To make matters worse, the probability of obtaining a significant result is inflated when a set of studies contains too many significant results. To correct for this bias, the R-Index computes the inflation rate. With 53% probability of success and 100% success rate, the inflation rate is 47%. To correct for inflation, the inflation rate is subtracted from median observed probability, which yields an R-Index of 53% – 47% = 6%. Based on this value, it is extremely unlikely that a researcher would obtain a significant result, if they would actually replicate the original studies exactly.
In short, we have positive evidence that the results reported in this article provide no credible evidence for the hypotheses. However, there is no evidence that Stapel simply made up data. Rather, he seems to have used questionable research practices that are considered acceptable until this day. Many articles that are not retracted also used these practices. This might also be true for some of Stapel’s articles that have not been retracted. To examine this, I conducted a z-curve analysis of Stapel’s articles that have not been retracted (data). This analysis relies on automatic extraction of all test-statistics rather than hand-coding of focal hypotheses.
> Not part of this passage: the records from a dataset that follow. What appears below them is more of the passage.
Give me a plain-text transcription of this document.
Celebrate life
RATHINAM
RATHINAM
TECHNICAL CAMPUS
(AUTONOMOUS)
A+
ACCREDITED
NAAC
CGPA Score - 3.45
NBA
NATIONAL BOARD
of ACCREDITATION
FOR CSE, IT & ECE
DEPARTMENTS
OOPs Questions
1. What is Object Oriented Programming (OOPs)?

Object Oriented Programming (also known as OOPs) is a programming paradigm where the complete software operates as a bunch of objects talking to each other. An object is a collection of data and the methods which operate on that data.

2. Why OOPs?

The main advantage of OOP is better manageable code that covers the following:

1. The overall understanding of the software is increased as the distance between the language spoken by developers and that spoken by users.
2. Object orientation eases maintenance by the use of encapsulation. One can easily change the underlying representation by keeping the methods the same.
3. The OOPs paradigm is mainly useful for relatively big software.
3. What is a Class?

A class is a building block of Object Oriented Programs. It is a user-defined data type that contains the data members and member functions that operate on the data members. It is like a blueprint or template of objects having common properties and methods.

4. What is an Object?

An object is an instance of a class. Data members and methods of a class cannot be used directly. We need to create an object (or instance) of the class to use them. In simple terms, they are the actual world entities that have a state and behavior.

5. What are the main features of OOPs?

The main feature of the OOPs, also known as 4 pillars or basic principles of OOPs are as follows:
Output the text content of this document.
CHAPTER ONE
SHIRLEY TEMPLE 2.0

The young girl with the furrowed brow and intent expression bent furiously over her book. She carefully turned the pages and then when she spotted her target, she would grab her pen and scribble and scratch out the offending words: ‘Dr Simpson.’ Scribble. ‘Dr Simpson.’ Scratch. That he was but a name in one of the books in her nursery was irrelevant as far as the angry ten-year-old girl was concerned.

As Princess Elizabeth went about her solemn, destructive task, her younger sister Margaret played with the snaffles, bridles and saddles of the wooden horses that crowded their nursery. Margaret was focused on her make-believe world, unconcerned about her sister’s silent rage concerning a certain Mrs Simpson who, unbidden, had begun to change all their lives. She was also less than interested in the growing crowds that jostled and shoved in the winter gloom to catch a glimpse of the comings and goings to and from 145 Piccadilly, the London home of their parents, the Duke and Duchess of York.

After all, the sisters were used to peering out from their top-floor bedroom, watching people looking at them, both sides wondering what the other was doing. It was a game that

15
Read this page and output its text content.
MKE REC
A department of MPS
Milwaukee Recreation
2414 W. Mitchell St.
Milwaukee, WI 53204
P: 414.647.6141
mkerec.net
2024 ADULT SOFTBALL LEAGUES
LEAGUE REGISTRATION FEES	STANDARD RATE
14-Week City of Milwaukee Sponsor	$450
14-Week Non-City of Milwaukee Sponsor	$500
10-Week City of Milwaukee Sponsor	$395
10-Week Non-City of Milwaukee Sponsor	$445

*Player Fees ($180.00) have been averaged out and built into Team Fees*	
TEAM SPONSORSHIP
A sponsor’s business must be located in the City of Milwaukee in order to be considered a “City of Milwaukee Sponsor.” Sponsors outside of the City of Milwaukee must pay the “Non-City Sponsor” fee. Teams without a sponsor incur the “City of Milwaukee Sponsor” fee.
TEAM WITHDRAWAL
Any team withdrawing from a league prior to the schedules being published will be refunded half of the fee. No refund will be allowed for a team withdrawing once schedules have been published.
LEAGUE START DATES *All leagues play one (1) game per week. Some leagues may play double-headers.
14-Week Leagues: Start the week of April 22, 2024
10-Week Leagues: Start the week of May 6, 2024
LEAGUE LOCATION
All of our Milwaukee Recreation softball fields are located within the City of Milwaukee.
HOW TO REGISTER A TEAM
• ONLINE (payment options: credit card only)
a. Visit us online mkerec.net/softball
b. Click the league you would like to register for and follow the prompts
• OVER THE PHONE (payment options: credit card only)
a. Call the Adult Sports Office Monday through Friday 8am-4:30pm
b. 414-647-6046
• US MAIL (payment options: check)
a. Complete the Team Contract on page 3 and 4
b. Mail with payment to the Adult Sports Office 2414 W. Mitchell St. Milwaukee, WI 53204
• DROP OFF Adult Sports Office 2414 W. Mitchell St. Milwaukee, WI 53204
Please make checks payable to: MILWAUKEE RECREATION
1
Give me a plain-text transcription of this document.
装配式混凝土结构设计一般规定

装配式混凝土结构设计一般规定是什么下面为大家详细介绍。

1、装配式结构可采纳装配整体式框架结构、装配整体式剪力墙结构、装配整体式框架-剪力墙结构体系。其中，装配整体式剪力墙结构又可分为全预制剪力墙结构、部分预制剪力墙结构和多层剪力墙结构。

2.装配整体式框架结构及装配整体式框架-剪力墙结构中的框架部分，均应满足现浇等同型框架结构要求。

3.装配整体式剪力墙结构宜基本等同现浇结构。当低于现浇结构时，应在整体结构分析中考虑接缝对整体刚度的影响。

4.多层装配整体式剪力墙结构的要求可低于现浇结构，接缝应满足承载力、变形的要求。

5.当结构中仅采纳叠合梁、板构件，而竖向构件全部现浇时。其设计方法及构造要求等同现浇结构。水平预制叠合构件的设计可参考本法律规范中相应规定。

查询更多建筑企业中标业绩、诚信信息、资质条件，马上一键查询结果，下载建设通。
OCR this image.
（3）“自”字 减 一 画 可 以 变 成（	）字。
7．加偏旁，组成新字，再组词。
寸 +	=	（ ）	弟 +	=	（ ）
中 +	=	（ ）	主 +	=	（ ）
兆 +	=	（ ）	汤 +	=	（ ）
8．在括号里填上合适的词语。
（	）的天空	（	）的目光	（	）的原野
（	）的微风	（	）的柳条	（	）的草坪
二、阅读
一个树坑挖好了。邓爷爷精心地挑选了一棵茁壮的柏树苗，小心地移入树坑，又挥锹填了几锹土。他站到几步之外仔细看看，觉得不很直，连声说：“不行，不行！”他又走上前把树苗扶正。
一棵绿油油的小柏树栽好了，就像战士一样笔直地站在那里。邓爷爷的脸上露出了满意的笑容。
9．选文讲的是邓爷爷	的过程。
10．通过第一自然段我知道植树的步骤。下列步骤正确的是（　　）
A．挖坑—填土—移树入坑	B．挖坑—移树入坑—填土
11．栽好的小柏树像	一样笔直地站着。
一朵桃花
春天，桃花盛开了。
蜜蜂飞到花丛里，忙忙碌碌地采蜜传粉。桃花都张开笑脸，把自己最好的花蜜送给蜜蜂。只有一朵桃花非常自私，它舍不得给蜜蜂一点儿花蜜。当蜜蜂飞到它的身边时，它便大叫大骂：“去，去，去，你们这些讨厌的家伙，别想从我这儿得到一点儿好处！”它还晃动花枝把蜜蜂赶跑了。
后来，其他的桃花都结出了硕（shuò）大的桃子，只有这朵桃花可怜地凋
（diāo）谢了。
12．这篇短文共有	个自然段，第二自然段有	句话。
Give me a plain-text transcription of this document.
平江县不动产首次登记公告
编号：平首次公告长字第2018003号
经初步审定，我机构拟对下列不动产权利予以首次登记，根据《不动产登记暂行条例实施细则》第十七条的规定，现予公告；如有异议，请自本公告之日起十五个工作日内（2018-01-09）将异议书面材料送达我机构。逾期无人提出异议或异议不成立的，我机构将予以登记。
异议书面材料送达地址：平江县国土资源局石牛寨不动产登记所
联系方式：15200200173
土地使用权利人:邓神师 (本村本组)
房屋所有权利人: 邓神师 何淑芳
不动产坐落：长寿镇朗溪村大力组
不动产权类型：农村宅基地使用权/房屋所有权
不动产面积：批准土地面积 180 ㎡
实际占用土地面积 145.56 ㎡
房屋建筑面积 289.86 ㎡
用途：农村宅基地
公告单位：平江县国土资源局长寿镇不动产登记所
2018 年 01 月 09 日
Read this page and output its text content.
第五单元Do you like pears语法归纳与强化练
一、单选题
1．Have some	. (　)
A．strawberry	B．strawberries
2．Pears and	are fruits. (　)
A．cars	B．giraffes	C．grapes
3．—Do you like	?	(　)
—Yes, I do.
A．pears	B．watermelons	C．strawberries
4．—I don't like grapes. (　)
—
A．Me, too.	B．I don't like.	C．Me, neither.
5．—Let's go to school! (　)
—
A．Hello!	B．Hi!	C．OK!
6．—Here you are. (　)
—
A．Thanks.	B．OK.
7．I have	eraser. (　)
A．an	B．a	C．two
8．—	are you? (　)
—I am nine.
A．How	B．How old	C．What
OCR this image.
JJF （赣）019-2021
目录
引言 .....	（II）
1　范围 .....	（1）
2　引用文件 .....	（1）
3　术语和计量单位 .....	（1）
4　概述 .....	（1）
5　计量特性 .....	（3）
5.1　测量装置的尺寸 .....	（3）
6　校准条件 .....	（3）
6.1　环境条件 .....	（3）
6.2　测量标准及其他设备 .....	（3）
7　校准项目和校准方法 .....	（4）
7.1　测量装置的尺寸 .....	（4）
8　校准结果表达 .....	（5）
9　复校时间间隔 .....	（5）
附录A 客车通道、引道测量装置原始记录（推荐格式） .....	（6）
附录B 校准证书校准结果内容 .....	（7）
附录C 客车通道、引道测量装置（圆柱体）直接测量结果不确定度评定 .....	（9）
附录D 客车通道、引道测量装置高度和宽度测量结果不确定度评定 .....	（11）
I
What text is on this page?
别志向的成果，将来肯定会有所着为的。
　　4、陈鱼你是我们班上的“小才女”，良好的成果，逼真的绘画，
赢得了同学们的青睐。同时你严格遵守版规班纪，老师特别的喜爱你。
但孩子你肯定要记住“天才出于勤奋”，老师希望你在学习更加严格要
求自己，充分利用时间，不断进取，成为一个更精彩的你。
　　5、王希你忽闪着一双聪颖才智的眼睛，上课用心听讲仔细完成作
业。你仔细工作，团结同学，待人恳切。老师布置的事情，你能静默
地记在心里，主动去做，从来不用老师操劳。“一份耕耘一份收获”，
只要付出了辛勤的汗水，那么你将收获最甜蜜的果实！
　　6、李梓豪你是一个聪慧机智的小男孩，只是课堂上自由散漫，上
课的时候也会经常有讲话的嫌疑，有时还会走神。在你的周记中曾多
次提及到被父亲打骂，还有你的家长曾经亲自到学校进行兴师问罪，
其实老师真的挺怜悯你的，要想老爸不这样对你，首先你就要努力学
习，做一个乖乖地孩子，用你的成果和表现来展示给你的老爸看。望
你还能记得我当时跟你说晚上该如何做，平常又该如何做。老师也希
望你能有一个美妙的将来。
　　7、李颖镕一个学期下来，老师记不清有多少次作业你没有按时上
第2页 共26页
In a z-curve analysis, p-values are converted into z-scores and a model is used to fit the distribution of the significant values (z > 1.96). The key finding is that the program found 1,075 test statistics and 866 were significant. This is an observed discovery rate of 81%. However, there is clear evidence of publication bias because the mode of significant results is right at z = 1.96 and then there is a steep drop when results are not significant (z < 1.96). This is revealed by a comparison of the observed discovery rate and the expected discovery rate (34%). The 95%CI ranges from 15% to 60%. The fact that it does not include the ODR shows that questionable practices were used to inflate the percentage of significant results. So, even some articles that were not retracted used practices that led to the retraction of Stapel and Blanton (2004).
However, it is possible that Stapel made up data to match the p-values that other articles report. As most researchers used QRPs, it seemed normal that most p-values were between .05 and .005. So, he might have fabricated data to produce p-values in this range. To test this hypothesis I also conducted a z-curve analysis of retracted articles.
The results look very similar. Thus, it is not clear when Stapel used QRPs with real data and when Stapel made up fraudulent data that look similar to other p-values in the literature. However, in both cases, the data do not conform to distributions that are produced with proper scientific methods.
The main conclusion is that p-values below .05 in published articles are insufficient to claim a discovery. It is therefore necessary to find other ways to distinguish between credible and incredible evidence to support scientific claims about human social behavior.